言葉を額面通りにとってはいけない
神経症者は言葉に弱い。
極端に言えば、相手が「あなたを愛しています」と言うと、
相手は自分を「愛している」と思ってしまう。
相手が「私はこんなに親切な人間です」と言うと、
相手を「親切な人」と思ってしまう。
相手の態度や行動や顔を見ていない。
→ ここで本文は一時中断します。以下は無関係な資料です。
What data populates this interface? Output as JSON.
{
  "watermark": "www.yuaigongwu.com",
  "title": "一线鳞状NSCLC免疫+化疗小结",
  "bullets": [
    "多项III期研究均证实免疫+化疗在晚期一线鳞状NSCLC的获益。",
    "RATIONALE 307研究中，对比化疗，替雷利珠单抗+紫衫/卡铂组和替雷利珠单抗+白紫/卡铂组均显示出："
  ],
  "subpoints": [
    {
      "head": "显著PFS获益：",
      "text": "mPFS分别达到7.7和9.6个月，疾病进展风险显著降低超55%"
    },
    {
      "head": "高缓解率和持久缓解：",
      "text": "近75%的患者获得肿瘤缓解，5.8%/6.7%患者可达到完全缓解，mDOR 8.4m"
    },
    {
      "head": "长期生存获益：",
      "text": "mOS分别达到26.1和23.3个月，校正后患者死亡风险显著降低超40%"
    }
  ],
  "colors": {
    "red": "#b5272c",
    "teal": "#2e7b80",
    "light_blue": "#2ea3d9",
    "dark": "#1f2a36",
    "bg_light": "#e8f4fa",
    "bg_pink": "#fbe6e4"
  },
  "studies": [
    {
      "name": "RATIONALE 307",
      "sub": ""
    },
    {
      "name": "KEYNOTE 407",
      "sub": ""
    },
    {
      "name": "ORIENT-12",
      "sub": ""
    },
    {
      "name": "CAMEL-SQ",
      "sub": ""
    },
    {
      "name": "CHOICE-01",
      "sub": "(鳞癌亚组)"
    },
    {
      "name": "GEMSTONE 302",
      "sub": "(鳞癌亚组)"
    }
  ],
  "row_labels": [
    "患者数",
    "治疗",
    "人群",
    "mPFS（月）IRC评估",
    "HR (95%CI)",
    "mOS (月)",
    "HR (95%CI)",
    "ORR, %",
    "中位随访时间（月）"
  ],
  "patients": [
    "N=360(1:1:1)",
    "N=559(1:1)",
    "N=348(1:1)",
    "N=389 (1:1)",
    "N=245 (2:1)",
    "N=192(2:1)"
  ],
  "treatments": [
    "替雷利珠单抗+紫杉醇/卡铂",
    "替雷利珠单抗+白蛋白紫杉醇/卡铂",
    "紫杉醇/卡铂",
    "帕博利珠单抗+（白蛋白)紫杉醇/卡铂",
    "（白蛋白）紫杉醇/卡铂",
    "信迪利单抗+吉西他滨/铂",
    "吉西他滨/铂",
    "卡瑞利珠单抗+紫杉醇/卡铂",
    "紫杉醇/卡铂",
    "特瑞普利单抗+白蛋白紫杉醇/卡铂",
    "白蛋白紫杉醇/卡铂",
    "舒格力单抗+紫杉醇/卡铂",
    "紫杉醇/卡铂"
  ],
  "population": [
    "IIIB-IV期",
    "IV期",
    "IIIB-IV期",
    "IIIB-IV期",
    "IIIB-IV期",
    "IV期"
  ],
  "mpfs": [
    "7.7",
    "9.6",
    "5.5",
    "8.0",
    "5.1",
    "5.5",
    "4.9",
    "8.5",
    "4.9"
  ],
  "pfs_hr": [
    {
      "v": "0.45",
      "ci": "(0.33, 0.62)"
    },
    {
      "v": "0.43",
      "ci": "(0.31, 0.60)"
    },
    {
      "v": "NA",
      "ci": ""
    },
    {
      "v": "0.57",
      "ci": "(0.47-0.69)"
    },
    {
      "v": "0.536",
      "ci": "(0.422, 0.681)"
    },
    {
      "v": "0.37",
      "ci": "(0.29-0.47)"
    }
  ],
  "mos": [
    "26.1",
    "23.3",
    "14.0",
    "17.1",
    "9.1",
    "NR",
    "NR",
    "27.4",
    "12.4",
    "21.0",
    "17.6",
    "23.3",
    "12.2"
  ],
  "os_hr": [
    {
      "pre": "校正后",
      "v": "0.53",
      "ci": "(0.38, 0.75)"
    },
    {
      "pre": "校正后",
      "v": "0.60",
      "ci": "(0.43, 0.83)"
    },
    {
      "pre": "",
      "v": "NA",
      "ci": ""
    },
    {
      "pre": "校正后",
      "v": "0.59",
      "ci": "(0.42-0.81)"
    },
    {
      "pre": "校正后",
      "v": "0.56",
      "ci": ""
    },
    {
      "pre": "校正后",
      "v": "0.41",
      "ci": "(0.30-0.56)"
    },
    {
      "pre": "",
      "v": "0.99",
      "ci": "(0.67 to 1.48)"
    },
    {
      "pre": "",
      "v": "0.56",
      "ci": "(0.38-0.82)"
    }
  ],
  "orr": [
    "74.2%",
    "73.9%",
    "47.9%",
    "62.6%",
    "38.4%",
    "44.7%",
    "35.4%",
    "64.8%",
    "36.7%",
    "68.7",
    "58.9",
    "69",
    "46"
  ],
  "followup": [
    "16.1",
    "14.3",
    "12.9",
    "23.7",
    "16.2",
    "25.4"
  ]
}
相手が実際に何をしたかを見ていない。
ビジネスマンが会議で「私はこんなに熱心に仕事をしています」
と言うと、その人を仕事熱心な人と思ってしまう。
そういう立派なことを言うビジネスマンが、会議以外のところで
実際には何をしているかということを見ていない。
「熱心に仕事をしています」と言いながらも、
実際にしていることは無責任きわまりないビジネスマンはたくさんいる。
それを見抜けないのが神経症者である。
だから神経症者は、口先だけのおかしな人ばかりに囲まれることになる。
神経症者は、親切でない人を親切な人と思うから、人生がおかしくなってくる。
神経症者は、善良でない人を善良な人と思うから、人生がおかしくなってくる。
神経症者は、「僕は君の友達だ」と言う相手を、自分の友達だと思ってしまう。
相手が自分に何をしているかということを観察しない。
神経症者は言葉に弱いから、人生に躓くのである。
そしてもう一つ大切なことがある。
それは神経症者のとんだ勘違いである。
神経症者は自分が言葉に弱いから、相手も言葉に弱いと思っている。
つまり自分が「私は有能です」と言うと、相手は自分を有能な人と思ってくれたと思う。
しかし多くの場合、相手は言葉で神経症者を判断していない。
「私は有能です」と言うときの神経症者の落ち着きのない目を見ているかもしれない。
あるいはそれを言うときの不自然な笑いを見ているかもしれない。